The four main devices (symbols) in the Bree blazon are the hand, pile, eagle’s leg and hempbreaker. The three main tinctures (colors) are gules, ermine and sable .
Red in heraldry is given the name Gules, sometimes said to be the “martyr’s colour”1. The colour is also associated with Mars, the red planet, and the zodiacal sign Aries 2. Later heralds of a more poetical nature would sometimes refer to the colour as ruby, after the precious stone.3.
Ermine is a very ancient pattern, and distinctive to observe. It was borne alone by John de Monfort, the Earl of Richmond and Duke of Brittany in the late 14th century 4 It has a long association with royalty and the nobility in general and hence represents “Dignity” wherever it is found 5. The ermine pattern is white with, typically, a three dots and a dart grouping representing the tail of the furred creature.6. The ermine spot is sometimes found alone as a special charge on the shield.
Sable, the deep black so often found in Heraldry is believed to named from an animal of the marten family know in the middle ages as a Sabellinœ and noted for its very black fur 7. In engravings, when colors cannot be shown it is represented as closely spaced horizontal and vertical lines, and appropriately is thus the darkest form of hatching, as this method is known 8. Although it may seem a sombre tone, and does indeed sometimes denote grief, it is more commonly said to represent Constancy 9.
The hand, unless we are told otherwise is a dexter (right) hand shown palm outwards and fingers upwards.10. It demonstrates faith, sincerity and justice, and in the form of two right hands clasped can mean union or alliance11. There is a special form called the “Hand of Ulster” which is a sinister hand gules on an argent background (a left hand, red upon white). Originally the Badge of Ulster, the Province of Northern Ireland, it has come to be used as an addition to existing arms, in an escutcheon (small shield) or canton (small square) to indicate that the holder is also a Baronet.12
The pile was originally quite a simple shape, being a triangle reaching from the top of the shield down to a point near the lower centre 13. A clear example being that of CHANDOS awarded in 1337, Or a pile gules.
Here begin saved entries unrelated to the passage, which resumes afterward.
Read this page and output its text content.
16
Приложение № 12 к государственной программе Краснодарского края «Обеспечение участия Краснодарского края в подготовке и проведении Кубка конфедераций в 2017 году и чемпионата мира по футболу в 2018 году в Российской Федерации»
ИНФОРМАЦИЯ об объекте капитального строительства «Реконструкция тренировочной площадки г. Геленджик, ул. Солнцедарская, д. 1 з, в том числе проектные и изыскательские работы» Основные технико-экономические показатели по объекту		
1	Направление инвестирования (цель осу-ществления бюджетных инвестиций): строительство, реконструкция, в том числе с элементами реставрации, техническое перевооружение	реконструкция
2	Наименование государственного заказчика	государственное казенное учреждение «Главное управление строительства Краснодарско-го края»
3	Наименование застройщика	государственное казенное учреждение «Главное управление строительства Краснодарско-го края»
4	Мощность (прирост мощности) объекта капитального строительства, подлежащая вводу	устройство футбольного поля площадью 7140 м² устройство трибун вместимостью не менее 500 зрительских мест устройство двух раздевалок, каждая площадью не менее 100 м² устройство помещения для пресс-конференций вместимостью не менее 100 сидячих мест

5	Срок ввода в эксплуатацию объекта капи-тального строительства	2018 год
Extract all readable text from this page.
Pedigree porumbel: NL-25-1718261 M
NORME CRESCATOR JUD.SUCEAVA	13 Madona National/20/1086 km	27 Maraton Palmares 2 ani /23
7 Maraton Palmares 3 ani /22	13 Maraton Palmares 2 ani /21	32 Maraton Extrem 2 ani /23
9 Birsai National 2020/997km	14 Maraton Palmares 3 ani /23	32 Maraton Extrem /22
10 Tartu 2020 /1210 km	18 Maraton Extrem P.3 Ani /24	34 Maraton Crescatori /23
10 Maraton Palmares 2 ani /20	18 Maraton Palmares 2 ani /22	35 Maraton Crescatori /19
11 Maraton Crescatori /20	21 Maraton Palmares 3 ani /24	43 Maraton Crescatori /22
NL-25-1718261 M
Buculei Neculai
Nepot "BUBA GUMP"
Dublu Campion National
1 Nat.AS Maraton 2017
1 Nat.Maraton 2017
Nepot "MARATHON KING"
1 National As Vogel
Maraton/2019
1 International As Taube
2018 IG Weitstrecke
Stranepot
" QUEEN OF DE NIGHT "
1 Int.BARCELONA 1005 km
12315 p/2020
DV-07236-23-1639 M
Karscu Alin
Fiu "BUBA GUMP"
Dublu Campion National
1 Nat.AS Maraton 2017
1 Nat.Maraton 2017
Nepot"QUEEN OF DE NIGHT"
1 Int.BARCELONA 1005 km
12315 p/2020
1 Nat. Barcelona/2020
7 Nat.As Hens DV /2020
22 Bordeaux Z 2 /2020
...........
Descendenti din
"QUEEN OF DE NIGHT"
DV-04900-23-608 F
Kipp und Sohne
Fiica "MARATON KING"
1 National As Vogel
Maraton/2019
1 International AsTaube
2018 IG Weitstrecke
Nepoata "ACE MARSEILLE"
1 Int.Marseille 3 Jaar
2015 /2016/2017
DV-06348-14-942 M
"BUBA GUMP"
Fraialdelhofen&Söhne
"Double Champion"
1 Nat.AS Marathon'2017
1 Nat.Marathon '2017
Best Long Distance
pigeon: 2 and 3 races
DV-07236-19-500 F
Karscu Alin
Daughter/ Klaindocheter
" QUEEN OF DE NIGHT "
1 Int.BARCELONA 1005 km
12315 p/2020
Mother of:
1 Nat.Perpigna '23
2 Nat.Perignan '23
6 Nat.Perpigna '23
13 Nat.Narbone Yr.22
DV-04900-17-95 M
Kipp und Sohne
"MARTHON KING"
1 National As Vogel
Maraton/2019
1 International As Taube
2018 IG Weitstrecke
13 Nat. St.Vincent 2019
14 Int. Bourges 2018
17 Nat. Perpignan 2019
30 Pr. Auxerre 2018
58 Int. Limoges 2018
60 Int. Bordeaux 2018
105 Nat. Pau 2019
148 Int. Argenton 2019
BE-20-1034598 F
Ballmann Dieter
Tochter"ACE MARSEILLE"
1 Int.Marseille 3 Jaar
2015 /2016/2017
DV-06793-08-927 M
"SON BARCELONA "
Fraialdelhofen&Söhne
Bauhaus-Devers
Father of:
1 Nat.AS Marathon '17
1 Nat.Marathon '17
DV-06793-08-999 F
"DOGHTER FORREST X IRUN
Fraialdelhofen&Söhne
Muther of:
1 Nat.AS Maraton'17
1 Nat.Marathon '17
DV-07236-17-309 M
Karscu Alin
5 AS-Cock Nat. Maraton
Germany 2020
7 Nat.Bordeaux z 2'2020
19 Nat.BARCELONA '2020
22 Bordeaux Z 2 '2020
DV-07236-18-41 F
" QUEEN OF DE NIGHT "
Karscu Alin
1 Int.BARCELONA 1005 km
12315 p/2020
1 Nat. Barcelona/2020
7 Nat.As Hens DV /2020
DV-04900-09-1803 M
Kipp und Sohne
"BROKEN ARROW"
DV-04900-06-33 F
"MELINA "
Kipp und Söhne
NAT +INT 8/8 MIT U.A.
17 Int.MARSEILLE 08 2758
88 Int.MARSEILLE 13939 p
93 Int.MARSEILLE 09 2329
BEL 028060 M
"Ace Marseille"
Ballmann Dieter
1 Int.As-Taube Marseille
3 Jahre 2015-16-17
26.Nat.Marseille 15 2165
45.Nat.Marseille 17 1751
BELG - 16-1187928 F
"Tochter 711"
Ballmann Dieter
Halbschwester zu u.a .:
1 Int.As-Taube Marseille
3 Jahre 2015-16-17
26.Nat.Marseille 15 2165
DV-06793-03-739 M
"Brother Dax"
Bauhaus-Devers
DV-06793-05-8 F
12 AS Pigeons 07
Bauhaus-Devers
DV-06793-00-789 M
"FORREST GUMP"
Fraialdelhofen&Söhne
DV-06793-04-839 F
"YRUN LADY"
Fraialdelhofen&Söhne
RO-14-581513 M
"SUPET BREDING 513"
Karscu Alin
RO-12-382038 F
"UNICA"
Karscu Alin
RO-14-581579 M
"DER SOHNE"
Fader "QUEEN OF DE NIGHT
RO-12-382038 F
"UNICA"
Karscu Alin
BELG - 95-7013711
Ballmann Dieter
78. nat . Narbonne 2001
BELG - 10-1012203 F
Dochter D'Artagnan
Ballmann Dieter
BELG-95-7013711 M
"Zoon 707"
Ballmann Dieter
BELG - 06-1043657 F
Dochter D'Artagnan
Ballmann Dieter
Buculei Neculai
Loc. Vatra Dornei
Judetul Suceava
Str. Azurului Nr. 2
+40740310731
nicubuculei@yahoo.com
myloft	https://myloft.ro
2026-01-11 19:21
There is some argument as to the origin, Wade suggests some similarity with the meaning of “pile” in construction (a foundation) and hence that the shape could be adopted by those who have demonstrated some ability in the building trade 14. An earlier writer, Guillim, perhaps more plausibly suggested that the shape echoes those of a pennant or triangular flag 15 The shape is quite distinctive however and became popular, leading to many embellishments to distinguish it from its close fellows, with multiple piles meeting at various points, starting from various edges and with additional decoration, leading to potentially quite complex descriptions!
Where the lion is undisputed king of the animals, the eagle undoubtedly plays the same role in the realm of the birds, its use in this form dating back to at least the Roman period 16. They tend to be illustrated in quite some detail, especially in continental European arms, and have almost as wide variety of postures and accessories as the lion, well illustrated in the reference 17 as well as being just the eagle’s head or eagle’s leg. The symbology of the eagle is deep and complex, Wade devotes several pages to the subject 18, but suffice it say that it has long been associated with Empire and those held in high honour – any armiger would be pleased to have any form of Eagle upon their arms!